Now, we know for a fact the U.S. government would not give a medication to a U.S. citizen that it didn't feel worked. The U.S. government would not certify a university to be able to use taxpayer dollars to grow it and distribute it if we didn't know it worked. The only reason why we stay in the same position that we are in this country is because when the program was started as a pilot, shown to have efficacy under the first Bush administration, about 40,000 people applied to be part of the program. The U.S. government at the time didn't want to get in the business of marijuana distribution so they closed the program to the 12 participants. For the last 25 years our government has basically said, "We think these 12 people deserve to live their lives pain free and because we can't sort out our social issue, the rest of you must suffer."

This month the United States government will deliver seven canisters of marijuana to seven people across this county. How dare they say this does not work and how dare they say who gets to suffer and who doesn't.

I know I just said something the majority of your readers did not know.

MEMBER:
And many more people deserve to know this Montel!

WILLIAMS:
Now there are 23 million hits on this web site, I understand, each month. If there's one thing you take away from this chat, email our government, email the FDA and ask them, "Why do you determine who gets to suffer and who doesn't?"

MEMBER:
I do know that I would much rather take a couple of hits of marijuana before bedtime instead of taking the Vicodin, morphine, Percocet, etc., and I would definitely go with the marijuana. I will definitely email my opinion to the government and FDA. Thanks Montel, as I was only diagnosed last May, and after reading your books and listening to you on TV, I know I can handle this disease.

MEMBER:
I've always wanted to go the marijuana route and here in Maine it is legal for medical reasons but try and find a doctor who will prescribe it.

MEMBER QUESTION:
Even if it is a state where it is legal, are doctors reluctant to prescribe it?
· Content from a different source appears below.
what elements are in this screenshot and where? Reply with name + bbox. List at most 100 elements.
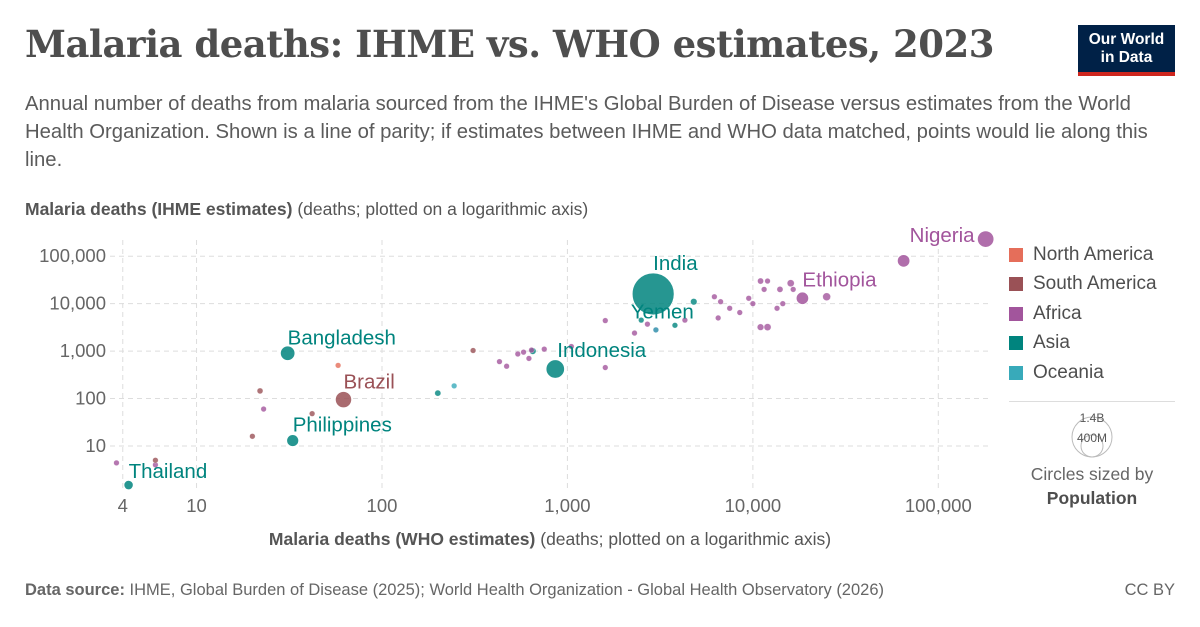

"You can let your doctor know the Supreme Court struck down for there to be any repercussions for recommending medicinal marijuana uses."

WILLIAMS:
I understand in a lot of states where it is legal, doctors are afraid because some doctors still believe it's illegal to recommend. Let's get it straight, not one of the states that has made a legislative change on the use of medicinal marijuana has provided a vehicle for the marijuana to be distributed, so many doctors feel the fear of repercussions if their name is with a medical marijuana recommendation.

You can let your doctor know the Supreme Court struck down for there to be any repercussions for recommending medicinal marijuana uses. If you let your doctor know that and they themselves discern that is true, that may help you write you a recommendation. But the recommendation in 10 of the 11 states where it's available is truly useless because no mechanism has been put in place for you to be able to get the medicinal marijuana.